This situation has been going on since 2020 when Deep Water Recovery set up shop on the shoreline of Union Bay next to a residential area. This has caused consternation in communities on both sides of the Sound. The province’s Environment Ministry has sent out a series of warning letters, the K’ómoks First Nation has registered their opposition and the regional government initiated a court case. But shipbreaking continues.
Earlier this year the British Columbia’s Environmental Review Board issued fines totally $46,150 to Deep Water Recovery. In reported that on seven dates that the provincial ministry tested in 2023 and 2024, the operation “caused or allowed waste to be introduced to the environment,” and subsequently failed to cease the release of that discharge. This discharge included copper, lead, and zinc levels thousands of percentage points over BC’s Water Quality Guidelines. The next stage of enforcement is unclear but you can read more about the case here.

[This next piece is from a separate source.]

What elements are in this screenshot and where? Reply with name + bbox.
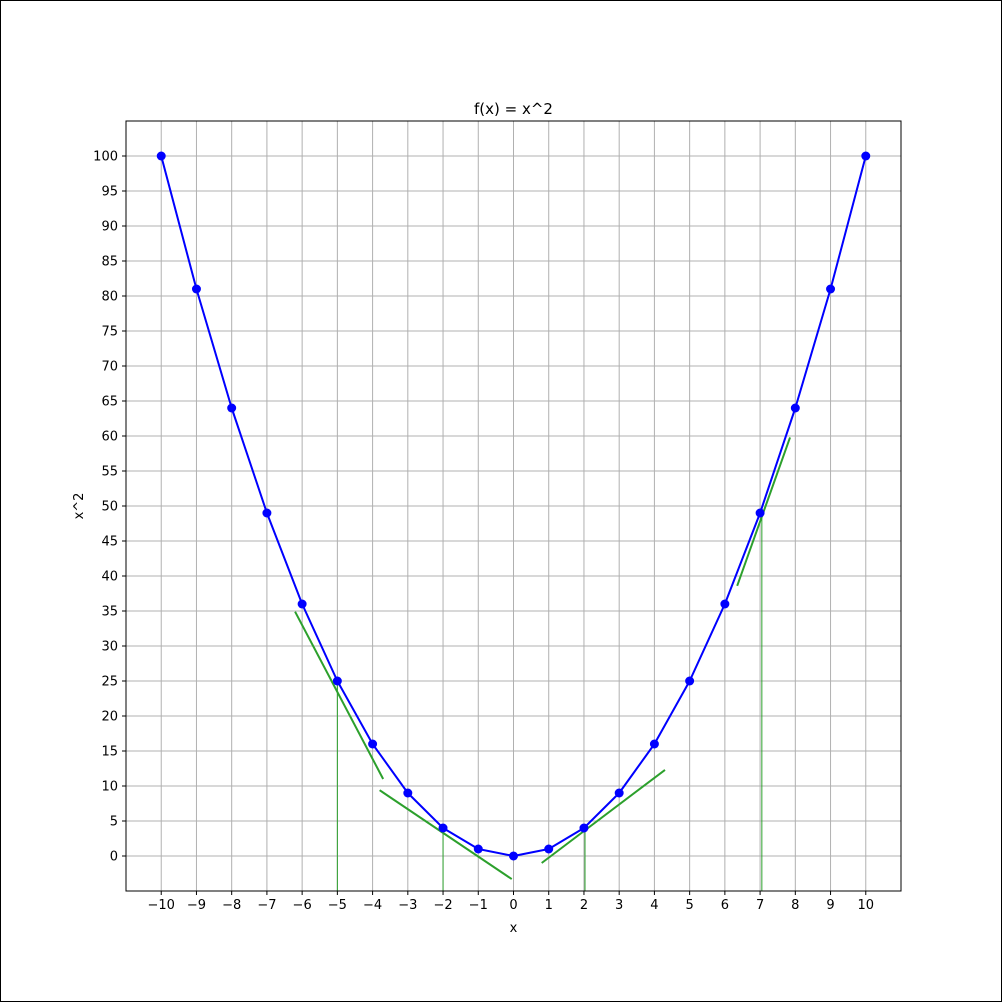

Local MLA and BC Health Minister Jodie Osborne has convened a table of representatives from K’ómoks First Nation as well as federal, provincial and regional governments to address this issue and the outdated system that enabled the situation to develop in the first place. So far, that has not resulted in any changes in policy or regulation.
Deep Water Recovery argues that the levels are from the time when the area produced and shipped coal.
Identifying jurisdictional and regulatory gaps is part of our work at the Baynes Sound/Lambert Channel EcoForum. The November 2024, EcoForum meeting looked at shipbreaking as a case study for the silos and weak enforcement that plague this important body of water.